Usage can be shown by running, for example, python unlock.py --help
7 bit ASCII + even parity bit
Row = Decimal Data (Comment) -------------------------- 01 - 04 = 0102 (static in request form) 05 - 10 = 00 0000 (badge class and number, yes I somehow ended up with badge # 0) 11 - 23 = (User ID) 24 - 41 = (Job Data) 42 - 45 = 0319 (static in request form) 46 = 13 (CR, carriage return) 47 = 10 (LF, line feed)
These are hex representation of the tape binary/ASCII format that can be pasted directly into my arduino sketch and sent to a badge
0102 000000 GIGAWATTS____ DCFEEDB0B0DEADBEEF 0319 CR LF
30 b1 30 b2 30 30 30 30 30 30 47 c9 47 41 d7 41 d4 d4 53 a0 a0 a0 a0 44 c3 c6 c5 c5 44 42 30 42 30 44 c5 41 44 42 c5 c5 c6 30 33 b1 39 8d 0a
Erase stored keys (under chip) ## 01234,5AFE4F1A7F007F0015 -- Fair warning, this performs a full reset of the badge, and is also the only way I know of to disable party mode
30 b1 30 b2 30 30 30 30 30 30 a0 a0 a0 a0 a0 a0 a0 a0 a0 a0 a0 a0 a0 35 41 c6 c5 b4 c6 b1 41 b7 c6 30 30 b7 c6 30 30 b1 35 30 33 b1 39 8d 0a
I have to give a shoutout to EvilMog for duplicating my tape emulator and integrating it with his own work. He is working on scripts to scan and digitize tapes without having to read them hole by hole like I did with my HTML decoder. Very cool, go check out his repo. He also contributed back some great python scripts to help rapidly send a bunch of tapes to the badge.

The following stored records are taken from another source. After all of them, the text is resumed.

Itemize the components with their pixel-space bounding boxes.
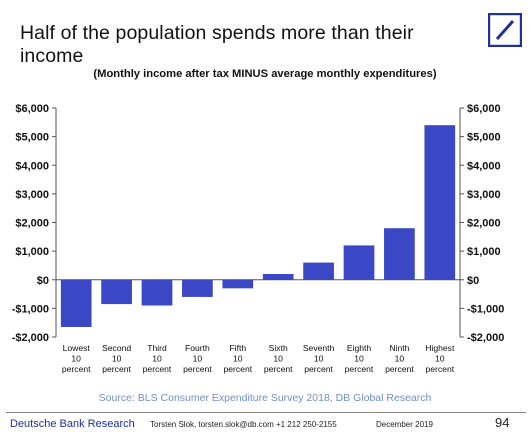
y-tick-label-right: $5,000 <box>467 132 501 144</box>
bar <box>384 228 415 280</box>
y-tick-label-right: -$1,000 <box>467 303 504 315</box>
y-tick-label-left: $5,000 <box>15 132 49 144</box>
bar <box>141 279 173 306</box>
footer-brand: Deutsche Bank Research <box>10 418 135 430</box>
y-tick-label-right: $4,000 <box>467 160 501 172</box>
bar <box>424 125 456 280</box>
x-category-label: Sixth 10 percent <box>264 343 293 374</box>
bar <box>262 274 294 280</box>
bar <box>101 279 132 305</box>
source-note: Source: BLS Consumer Expenditure Survey … <box>98 392 432 404</box>
deutsche-bank-logo-icon <box>488 13 522 47</box>
y-tick-label-right: $3,000 <box>467 189 501 201</box>
chart-subtitle: (Monthly income after tax MINUS average … <box>93 68 437 80</box>
chart-title: Half of the population spends more than … <box>20 22 414 67</box>
y-tick-label-left: $0 <box>37 275 49 287</box>
y-tick-label-left: -$1,000 <box>12 303 49 315</box>
y-tick-label-left: -$2,000 <box>12 332 49 344</box>
x-category-label: Fifth 10 percent <box>223 343 252 374</box>
y-tick-label-right: $1,000 <box>467 246 501 258</box>
bar <box>343 245 375 280</box>
x-category-label: Ninth 10 percent <box>385 343 414 374</box>
bar <box>60 279 92 327</box>
y-tick-label-left: $2,000 <box>15 218 49 230</box>
y-tick-label-left: $4,000 <box>15 160 49 172</box>
footer-author: Torsten Slok, torsten.slok@db.com +1 212… <box>150 420 337 429</box>
y-tick-label-right: $0 <box>467 275 479 287</box>
x-category-label: Lowest 10 percent <box>62 343 91 374</box>
y-tick-label-left: $1,000 <box>15 246 49 258</box>
page-number: 94 <box>495 415 510 430</box>
bar <box>222 279 254 289</box>
x-category-label: Eighth 10 percent <box>345 343 374 374</box>
footer-divider <box>6 412 526 413</box>
bar <box>182 279 213 297</box>
x-category-label: Third 10 percent <box>143 343 172 374</box>
y-tick-label-right: -$2,000 <box>467 332 504 344</box>
footer-date: December 2019 <box>376 420 433 429</box>
x-category-label: Seventh 10 percent <box>303 343 335 374</box>
x-category-label: Second 10 percent <box>102 343 132 374</box>
y-tick-label-left: $6,000 <box>15 103 49 115</box>
bar-chart: -$2,000 -$2,000 -$1,000 -$1,000 $0 $0 $1,000 $1… <box>12 103 505 374</box>
bar <box>303 262 334 280</box>
x-category-label: Fourth 10 percent <box>183 343 212 374</box>
y-tick-label-left: $3,000 <box>15 189 49 201</box>
y-tick-label-right: $2,000 <box>467 218 501 230</box>
x-category-label: Highest 10 percent <box>425 343 455 374</box>
y-tick-label-right: $6,000 <box>467 103 501 115</box>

Enter in order B --> E --> F
Party Code B ## 0102 030001 WIRE1________ 0123456789ABCDEF01 0319 CR LF
30 b1 30 b2 30 33 30 30 30 b1 d7 c9 d2 c5 b1 a0 a0 a0 a0 a0 a0 a0 a0 30 b1 b2 33 b4 35 36 b7 b8 39 41 42 c3 44 c5 c6 30 b1 30 33 b1 39 8d 0a
Party Code E ## 0102 000001 WIRE2________ FEADC0ED5CAFEBEEF5 0319 CR LF
30 b1 30 b2 30 30 30 30 30 b1 d7 c9 d2 c5 b2 a0 a0 a0 a0 a0 a0 a0 a0 c6 c5 41 44 c3 30 c5 44 35 c3 41 c6 c5 42 c5 c5 c6 35 30 33 b1 39 8d 0a
Party Code F ## 0102 020001 WIRE2________ B0B05FACE8BADF00D5 0319 CR LF
30 b1 30 b2 30 b2 30 30 30 b1 d7 c9 d2 c5 b2 a0 a0 a0 a0 a0 a0 a0 a0 42 30 42 30 35 c6 41 c3 c5 b8 42 41 44 c6 30 30 44 35 30 33 b1 39 8d 0a
You can see the results of sending the last party code to my badge here:
Run the unlock.py script in this repo to rapidly send all 32 codes to the badge, one after another, unlocking a different party mode than the one demonstrated above.